Ernest et Célestine est un grand roman de la littérature populaire et pour enfants. Ce sont des personnages qui continuent de vivre (cet ours et cette souris nés dans les dessins de l’illustratrice belge Gabrielle Vincent qui a inspiré le scénario et le roman de Pennac [la petite souris Célestine y récolte des dents grâce à l'aide de l'ours affamé Ernest, qu'elle aide à pénétrer dans une confiserie, ndlr]). Ils vont d’ailleurs être traités différemment dans cet opéra, par une transposition (comme cela se fait dans les mises en scène d’opéra) : ils sont là mais pas sous la forme qu’on imagine.
Quand j’ai entendu l’émission radiophonique très sérieuse avec Pennac, des voix adultes et une musique de Karol Beffa, je suis allé le voir en lui demandant si cette pièce était adaptable, pensable en opéra pour la scène et ce contexte. Il m’a répondu que c’était possible mais en repensant et réadaptant totalement la partition. Il a totalement modifié la dramaturgie, l'équilibre même de sa pièce, pour intégrer des chœurs, créer des lignes mélodiques, des chants qui puissent être facilement interprétés par des enfants qui ne sortent pas d’une maîtrise ou d’un conservatoire. C'est un travail de simplicité qui n’est jamais simple, notamment pour des gens cérébraux comme Karol. Nous sommes toujours dans ses textures, post-tonales, dans le contexte de sa musique : il n’est pas allé dans la facilité mais il donne des repères (tonalité, modalité) qui permettent aux enfants de s’y retrouver. Le grand chœur va intervenir à plusieurs reprises, avec une musique dont les dynamiques et les tempi ont été travaillés pour les enfants : ils chantent une grande partie de l’œuvre. L'œuvre est ainsi construite avec toute l'exigence des grandes productions lyriques traditionnelles : on ne fait l'économie d'aucune ambition et nous osons de grands auteurs, de grands compositeurs, le grand orchestre. Le résultat est bluffant, non seulement pour les parents mais aussi pour le public habitué des salles de spectacle vivant.

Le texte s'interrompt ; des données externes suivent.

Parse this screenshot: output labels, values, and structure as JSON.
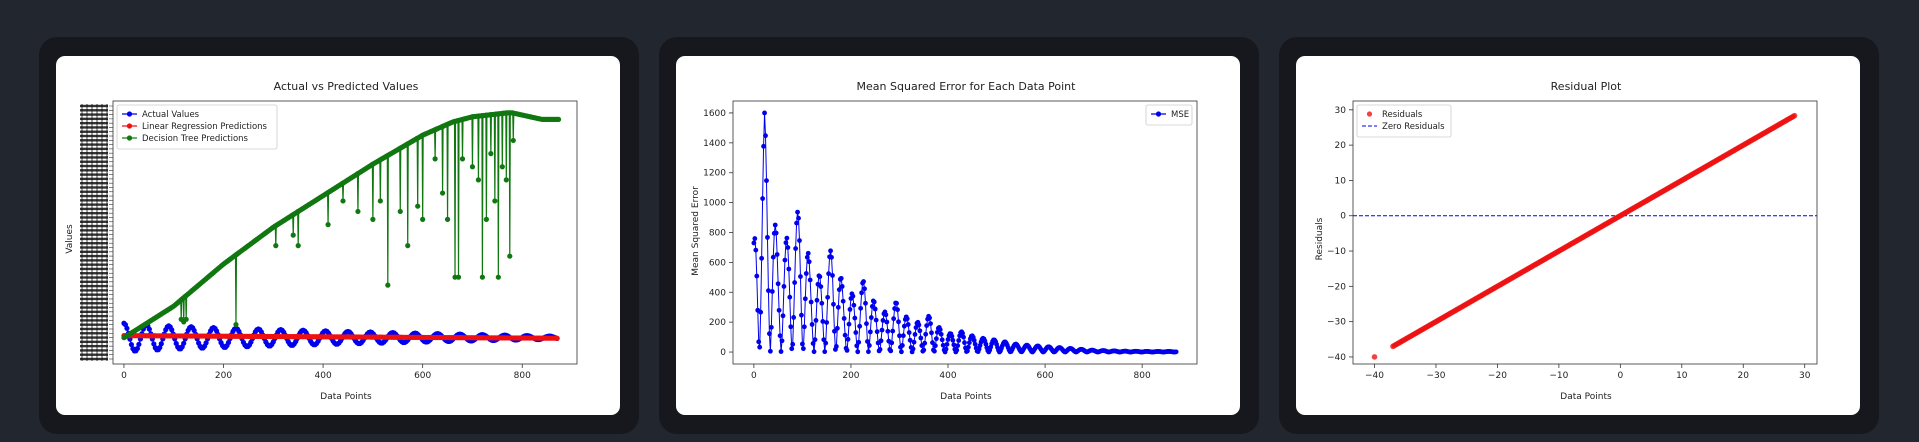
{
  "colors": {
    "page_bg": "#22262e",
    "card_bg": "#16181d",
    "plot_bg": "#ffffff",
    "blue": "#0000ee",
    "red": "#ee1111",
    "green": "#117711"
  },
  "chart_data": [
    {
      "type": "line",
      "title": "Actual vs Predicted Values",
      "xlabel": "Data Points",
      "ylabel": "Values",
      "xlim": [
        -22,
        910
      ],
      "ylim": [
        0,
        1
      ],
      "x_ticks": [
        0,
        200,
        400,
        600,
        800
      ],
      "grid": false,
      "legend_position": "top-left",
      "series": [
        {
          "name": "Actual Values",
          "color": "#0000ee",
          "marker": "o",
          "x_max": 870,
          "model": "damped_sine",
          "base": 0.1,
          "amplitude": 0.055,
          "period": 45,
          "decay_to": 0.1
        },
        {
          "name": "Linear Regression Predictions",
          "color": "#ee1111",
          "marker": "o",
          "x_max": 870,
          "model": "flat",
          "y_start": 0.108,
          "y_end": 0.098
        },
        {
          "name": "Decision Tree Predictions",
          "color": "#117711",
          "marker": "o",
          "model": "ramp",
          "trend": [
            {
              "x": 0,
              "y": 0.1
            },
            {
              "x": 100,
              "y": 0.22
            },
            {
              "x": 200,
              "y": 0.38
            },
            {
              "x": 300,
              "y": 0.52
            },
            {
              "x": 400,
              "y": 0.64
            },
            {
              "x": 500,
              "y": 0.76
            },
            {
              "x": 600,
              "y": 0.87
            },
            {
              "x": 660,
              "y": 0.92
            },
            {
              "x": 700,
              "y": 0.94
            },
            {
              "x": 770,
              "y": 0.955
            },
            {
              "x": 780,
              "y": 0.955
            },
            {
              "x": 840,
              "y": 0.93
            },
            {
              "x": 875,
              "y": 0.93
            }
          ],
          "drops": [
            {
              "x": 115,
              "y": 0.17
            },
            {
              "x": 120,
              "y": 0.16
            },
            {
              "x": 125,
              "y": 0.17
            },
            {
              "x": 225,
              "y": 0.15
            },
            {
              "x": 305,
              "y": 0.45
            },
            {
              "x": 340,
              "y": 0.49
            },
            {
              "x": 350,
              "y": 0.45
            },
            {
              "x": 410,
              "y": 0.53
            },
            {
              "x": 440,
              "y": 0.62
            },
            {
              "x": 470,
              "y": 0.58
            },
            {
              "x": 500,
              "y": 0.55
            },
            {
              "x": 515,
              "y": 0.62
            },
            {
              "x": 530,
              "y": 0.3
            },
            {
              "x": 555,
              "y": 0.58
            },
            {
              "x": 570,
              "y": 0.45
            },
            {
              "x": 590,
              "y": 0.6
            },
            {
              "x": 600,
              "y": 0.55
            },
            {
              "x": 625,
              "y": 0.78
            },
            {
              "x": 640,
              "y": 0.65
            },
            {
              "x": 650,
              "y": 0.55
            },
            {
              "x": 665,
              "y": 0.33
            },
            {
              "x": 672,
              "y": 0.33
            },
            {
              "x": 680,
              "y": 0.78
            },
            {
              "x": 700,
              "y": 0.75
            },
            {
              "x": 712,
              "y": 0.7
            },
            {
              "x": 720,
              "y": 0.33
            },
            {
              "x": 728,
              "y": 0.55
            },
            {
              "x": 737,
              "y": 0.8
            },
            {
              "x": 745,
              "y": 0.62
            },
            {
              "x": 752,
              "y": 0.33
            },
            {
              "x": 760,
              "y": 0.75
            },
            {
              "x": 768,
              "y": 0.7
            },
            {
              "x": 775,
              "y": 0.41
            },
            {
              "x": 782,
              "y": 0.85
            }
          ]
        }
      ]
    },
    {
      "type": "line",
      "title": "Mean Squared Error for Each Data Point",
      "xlabel": "Data Points",
      "ylabel": "Mean Squared Error",
      "xlim": [
        -43,
        913
      ],
      "ylim": [
        -80,
        1680
      ],
      "x_ticks": [
        0,
        200,
        400,
        600,
        800
      ],
      "y_ticks": [
        0,
        200,
        400,
        600,
        800,
        1000,
        1200,
        1400,
        1600
      ],
      "grid": false,
      "legend_position": "top-right",
      "series": [
        {
          "name": "MSE",
          "color": "#0000ee",
          "marker": "o",
          "x_max": 870,
          "period": 22.5,
          "peaks": [
            {
              "x": 0,
              "y": 730
            },
            {
              "x": 22,
              "y": 1600
            },
            {
              "x": 28,
              "y": 1300
            },
            {
              "x": 50,
              "y": 700
            },
            {
              "x": 72,
              "y": 780
            },
            {
              "x": 95,
              "y": 980
            },
            {
              "x": 117,
              "y": 570
            },
            {
              "x": 140,
              "y": 500
            },
            {
              "x": 162,
              "y": 720
            },
            {
              "x": 185,
              "y": 430
            },
            {
              "x": 207,
              "y": 380
            },
            {
              "x": 230,
              "y": 500
            },
            {
              "x": 252,
              "y": 300
            },
            {
              "x": 275,
              "y": 260
            },
            {
              "x": 297,
              "y": 350
            },
            {
              "x": 320,
              "y": 200
            },
            {
              "x": 342,
              "y": 200
            },
            {
              "x": 365,
              "y": 250
            },
            {
              "x": 387,
              "y": 140
            },
            {
              "x": 410,
              "y": 120
            },
            {
              "x": 432,
              "y": 140
            },
            {
              "x": 455,
              "y": 100
            },
            {
              "x": 500,
              "y": 80
            },
            {
              "x": 545,
              "y": 50
            },
            {
              "x": 590,
              "y": 40
            },
            {
              "x": 650,
              "y": 25
            },
            {
              "x": 700,
              "y": 12
            },
            {
              "x": 760,
              "y": 6
            },
            {
              "x": 820,
              "y": 4
            },
            {
              "x": 870,
              "y": 4
            }
          ]
        }
      ]
    },
    {
      "type": "scatter",
      "title": "Residual Plot",
      "xlabel": "Data Points",
      "ylabel": "Residuals",
      "xlim": [
        -43.5,
        32
      ],
      "ylim": [
        -42,
        32.5
      ],
      "x_ticks": [
        -40,
        -30,
        -20,
        -10,
        0,
        10,
        20,
        30
      ],
      "y_ticks": [
        -40,
        -30,
        -20,
        -10,
        0,
        10,
        20,
        30
      ],
      "grid": false,
      "legend_position": "top-left",
      "series": [
        {
          "name": "Residuals",
          "color": "#ee1111",
          "marker": "o",
          "relation": "y = x",
          "x_start": -37,
          "x_end": 28.5,
          "outlier": {
            "x": -40,
            "y": -40
          }
        },
        {
          "name": "Zero Residuals",
          "color": "#0000ee",
          "style": "dashed",
          "y": 0
        }
      ]
    }
  ]
}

La direction musicale et du grand chœur est confiée à Pascal Adoumbou, une personnalité extrêmement intéressante ici en Rhône-Alpes : il est professeur au conservatoire de Grenoble, a monté son chœur contemporain (qui viendra cet été au Festival Messiaen au Pays de la Meije), l'Ensemble InChorus voué à la création contemporaine. C'est un artiste de l'univers de Nicole Corti, il a grandi dans sa famille artistique et vole aujourd'hui de ses propres ailes. Il a de grandes compétences musicales, mais avec une grande simplicité qui le fait adorer des enfants. Il est un peu un grand frère, par la proximité et l'exigence. Et Jeanne Debost (bien connue du monde musical, pour des adaptations avec sa compagnie Opéra.3 dans des formes hybrides, stimulantes et étonnantes) a pensé sa mise en scène pour que les enfants occupent le plateau tout en étant acteurs. »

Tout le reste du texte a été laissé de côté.